I feel that on a weekly basis. My family makes me feel that way, my lack of friends make me feel that way. I struggle with loneliness, almost everyone does. Why do I feel alone even when I’m with people who love me and genuinely care for me? I get no support from them. I get love, I suppose but I don’t get support. But why do I need support? Why do I need their blessing? I don’t, but part of me does. Part of me does not want to feel like the “odd-man” out. The one that gets “shunned” because she isn’t like anyone else. It’s like high school all over again, except in a family sense. They expect you to be there but if you “check-out” because you don’t agree with something or if you feel like the fifth or seventh wheel and don’t talk or don’t want to jump into a middle of a conversation then there’s something wrong with you. The thing that’s wrong with me is I just love Jesus too much according to them.

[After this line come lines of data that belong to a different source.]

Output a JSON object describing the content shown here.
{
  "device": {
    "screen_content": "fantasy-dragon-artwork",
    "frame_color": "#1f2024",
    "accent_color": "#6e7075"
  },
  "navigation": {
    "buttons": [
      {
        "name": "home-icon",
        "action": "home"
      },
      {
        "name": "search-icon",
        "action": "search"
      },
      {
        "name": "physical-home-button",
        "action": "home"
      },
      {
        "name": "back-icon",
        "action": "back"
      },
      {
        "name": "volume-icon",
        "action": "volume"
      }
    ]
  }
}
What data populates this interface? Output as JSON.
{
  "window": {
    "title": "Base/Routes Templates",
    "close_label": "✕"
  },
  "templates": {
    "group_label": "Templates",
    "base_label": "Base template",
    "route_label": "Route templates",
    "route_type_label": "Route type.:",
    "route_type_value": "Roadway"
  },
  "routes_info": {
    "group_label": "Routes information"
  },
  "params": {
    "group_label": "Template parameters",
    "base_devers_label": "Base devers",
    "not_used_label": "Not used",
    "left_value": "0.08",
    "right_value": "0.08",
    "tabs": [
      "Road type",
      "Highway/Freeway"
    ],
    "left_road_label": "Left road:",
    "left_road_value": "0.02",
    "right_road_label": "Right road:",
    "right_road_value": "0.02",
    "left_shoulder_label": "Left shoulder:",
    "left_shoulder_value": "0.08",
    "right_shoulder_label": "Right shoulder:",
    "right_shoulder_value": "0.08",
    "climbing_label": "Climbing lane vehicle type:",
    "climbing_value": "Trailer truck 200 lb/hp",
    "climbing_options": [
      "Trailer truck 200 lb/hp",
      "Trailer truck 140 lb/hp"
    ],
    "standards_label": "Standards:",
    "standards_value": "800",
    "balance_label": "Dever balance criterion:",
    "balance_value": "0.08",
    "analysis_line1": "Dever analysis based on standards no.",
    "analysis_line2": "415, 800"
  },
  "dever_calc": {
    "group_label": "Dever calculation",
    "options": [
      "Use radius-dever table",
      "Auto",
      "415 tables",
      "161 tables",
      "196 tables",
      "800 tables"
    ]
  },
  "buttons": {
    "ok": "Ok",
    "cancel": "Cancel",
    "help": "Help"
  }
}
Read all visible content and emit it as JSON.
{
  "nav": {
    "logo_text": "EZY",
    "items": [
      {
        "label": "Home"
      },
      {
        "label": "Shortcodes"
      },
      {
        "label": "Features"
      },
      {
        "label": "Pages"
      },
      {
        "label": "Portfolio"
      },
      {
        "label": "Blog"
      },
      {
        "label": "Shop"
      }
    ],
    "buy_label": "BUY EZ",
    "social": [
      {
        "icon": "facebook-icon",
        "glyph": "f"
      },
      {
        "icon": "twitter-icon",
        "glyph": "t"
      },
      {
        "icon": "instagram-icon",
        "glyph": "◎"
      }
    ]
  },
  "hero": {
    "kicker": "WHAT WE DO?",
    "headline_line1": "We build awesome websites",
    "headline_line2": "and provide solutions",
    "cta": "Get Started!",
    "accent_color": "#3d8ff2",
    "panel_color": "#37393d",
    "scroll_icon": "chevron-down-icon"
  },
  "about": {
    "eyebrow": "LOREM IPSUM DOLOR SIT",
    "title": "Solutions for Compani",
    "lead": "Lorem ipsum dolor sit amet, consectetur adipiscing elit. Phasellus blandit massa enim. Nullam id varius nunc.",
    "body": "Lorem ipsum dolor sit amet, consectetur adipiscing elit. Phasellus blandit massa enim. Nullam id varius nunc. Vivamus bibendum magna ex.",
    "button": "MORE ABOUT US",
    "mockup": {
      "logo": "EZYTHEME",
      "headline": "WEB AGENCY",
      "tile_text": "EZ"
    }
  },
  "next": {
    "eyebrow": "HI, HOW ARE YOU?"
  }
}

I am a Christian but apparently I am too loud on social media, on my blog, on everything. I should be quiet, I should sit in the corner and not talk about it. Listen, I love every single family member, every friend, every person but I will express my love for Jesus, just as much as you and the person next you who spread their love for their kids or spouses. Most people don’t care about what others think when they spread that. Why is it that when we take a picture of kids or something stupid that someone did get more likes then someone saying simply, “God loves you ” or just simply a bible versus? Oh wait, that’s not important, it’s not cool enough. It’s not cool enough to share that post, or to like it. It’s not good enough, or that person is just crazy, you can’t love Jesus that much. Guess what? You can. Guess what? You haven’t experienced God’s love if you haven’t ever felt that way. You should feel that way everyday, you should feel like a new believer everyday, you should open your bible everyday just like a new believer. We should not just let the Gospel leave us and become just a person who attends church. We should not go on living our life as though we don’t have a purpose in life. Jesus gave us our mission to spread the Gospel and build the church, not to shut the bible and re-open the bible and the doors of church until Sunday morning. How can you spread it, if you don’t read or talk about it? I am sorry. I am not a quiet Christian but I am a quiet person. I have been told by people “it’s just a phase, you’ll get over it” or “It’s because you’re a new believer”. I have not shut up since I became a new believer and I don’t want to nor will I let myself shut up. I am trying to live my life as an example, not as a “phase” that I will out grow. Maybe you should try it, live to represent him, don’t live to put him in your back pocket and try to whip him out when it’s convenient.
It doesn’t matter if I am the “odd-man” out, it doesn’t matter if I am lonely because ultimately as long as I have Jesus in my life I will never be lonely or unloved.